I am writing in response to the Public Notice regarding the proposal by the Division of Waste Management to approve the Groundwater Assessment Report submitted by Waste Management of Kentucky, LLC regarding the detection of trichloroethene in well CKD06.
For the reasons stated below, KRC requests that the agency reevaluate the Groundwater Assessment Report and that the Division not approve any termination of groundwater monitoring or closure of monitoring wells until these issues are fully resolved. My concerns after reviewing the 2005 Ground-Water Quality Assessment Report are these:
1. From the reported ground-water elevation levels, it appears that on several occasions over the years, the static water level of supposedly downgradient water wells exceeds that of ?upgradient wells. For example, the 6/24/81, 11/19/92, 4/25/96, 3/11/97, 11/20/97, 1/23/98, 5/18/98, the water level is higher in at least one of the downgradient wells than an upgradient well.
All other things being equal, water will tend flow from higher to lower head, and in an alluvial aquifer, will flow towards the river or from the river depending on the elevation of the river pool relative to the aquifer. The alluvial aquifer, according to published data, flows generally southwest beneath Louisville, following the river. The variations in the water level measurements for the various wells raises a concern that the flow under the site may not always be as it has been mapped in the report.
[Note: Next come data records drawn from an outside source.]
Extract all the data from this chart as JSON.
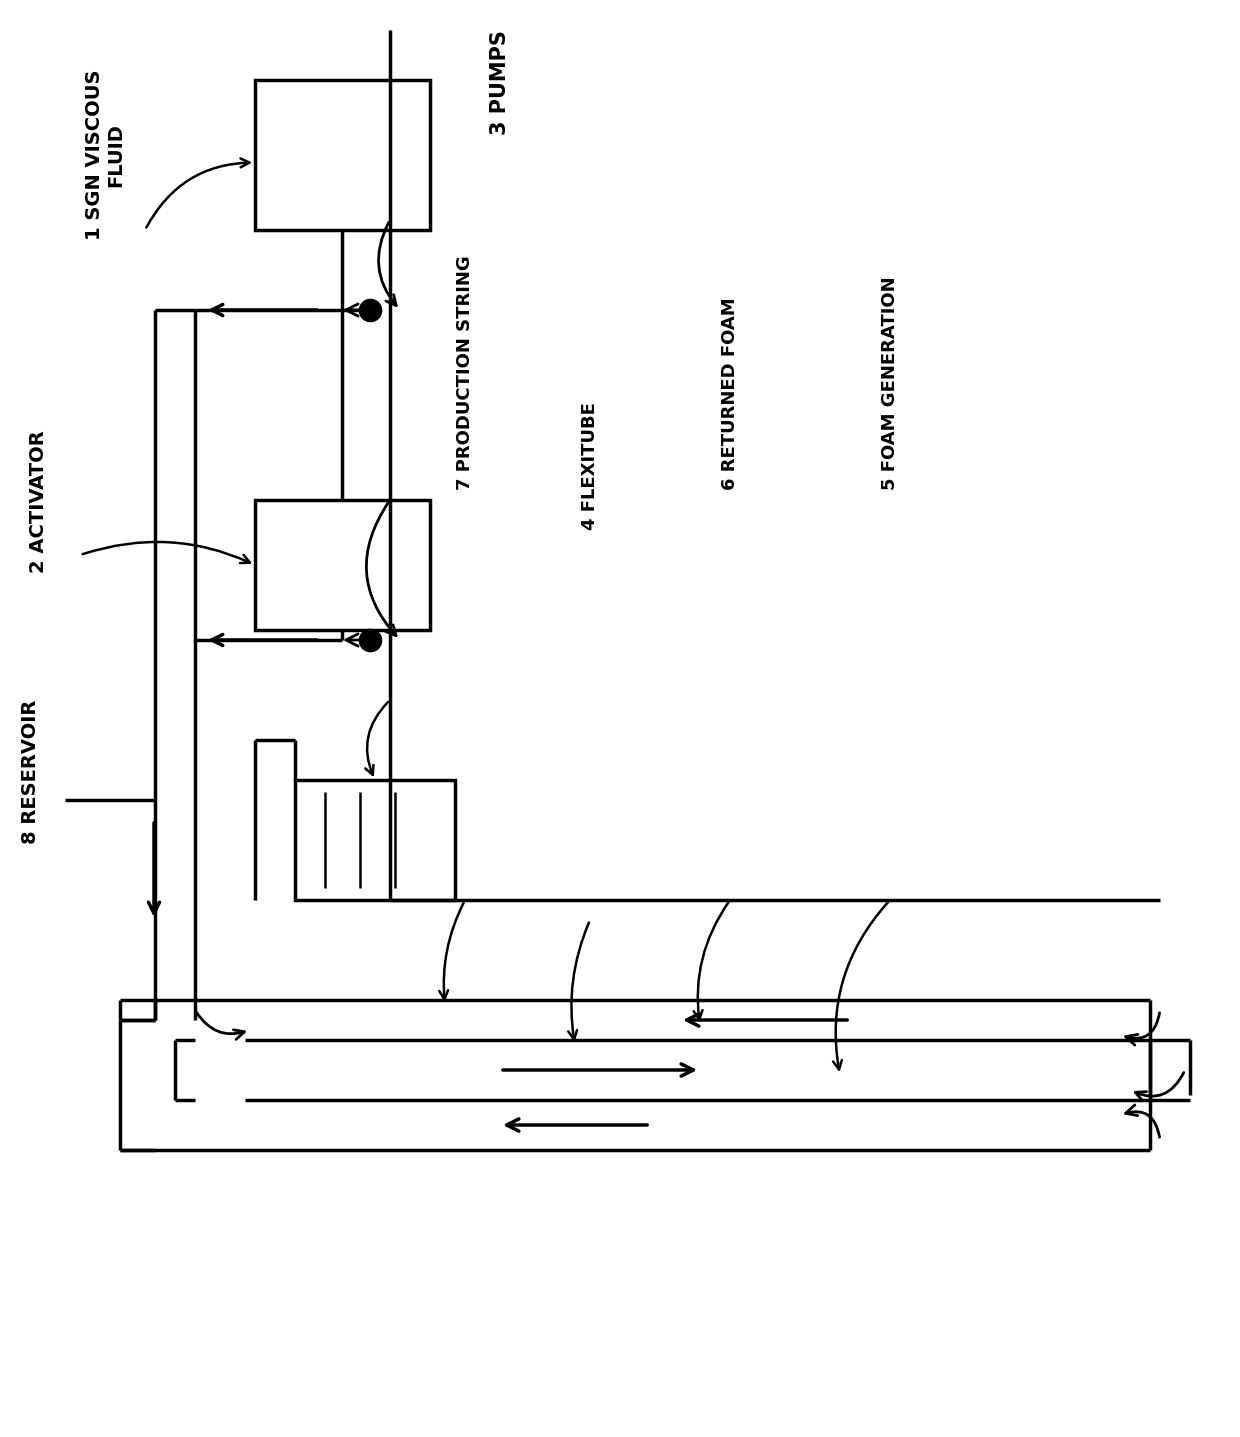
{
  "bg_color": "#ffffff",
  "line_color": "#000000",
  "labels": {
    "sgn": "1 SGN VISCOUS\nFLUID",
    "activator": "2 ACTIVATOR",
    "pumps": "3 PUMPS",
    "production_string": "7 PRODUCTION STRING",
    "flexitube": "4 FLEXITUBE",
    "returned_foam": "6 RETURNED FOAM",
    "foam_generation": "5 FOAM GENERATION",
    "reservoir": "8 RESERVOIR"
  },
  "figsize": [
    12.4,
    14.37
  ],
  "dpi": 100
}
A more comprehensive mapping of the aquifer flow, taking into account these variations is needed to provide assurance that the variations in flow patterns has been considered. A mapping of the aquifer that incorporates each of the various data collection events is needed to provide confirmation that the site hydrogeology is fully understood and that the groundwater monitoring wells have been properly located to intercept any plume. Alternatively, the mapping will help identify any additional groundwater monitoring points needed to provide assurance that sampling under all flow conditions has been conducted and that the samples demonstrate that the trichloroethene is no longer under the site.
2. KRC is concerned as well that the report does not identify the source of the trichloroethene. Obviously, the presence of any solvent in groundwater samples from beneath an inert landfill is of concern, since wastes containing such solvents are not appropriate to that type of land disposal facility. To the extent that the source of the trichloroethene is landfilled waste, a question is raised as to what the specific source of the waste was and whether there is additional waste that may release such constituents in the future. If the source is not the landfill but rather some other disposal activity (such as the adjoining landfill or other industrial properties) then that should be demonstrated to be the case and appropriate action taken to remove that source and prevent further releases. Absent some indication (which may be in other documents but was not apparent in this report) that the source has been identified and appropriate measures taken to prevent future releases from that source, complete abandonment of monitoring is not appropriate given that the past detection is potentially indicative of disposal of constituents of concern in a landfill not designed or authorized to manage such wastes.
KRC requests that the agency reevaluate the report and address these two concerns prior to finalizing the agencys position concerning the request to discontinue the groundwater monitoring and to abandon the wells. Thank you for your consideration of these matters.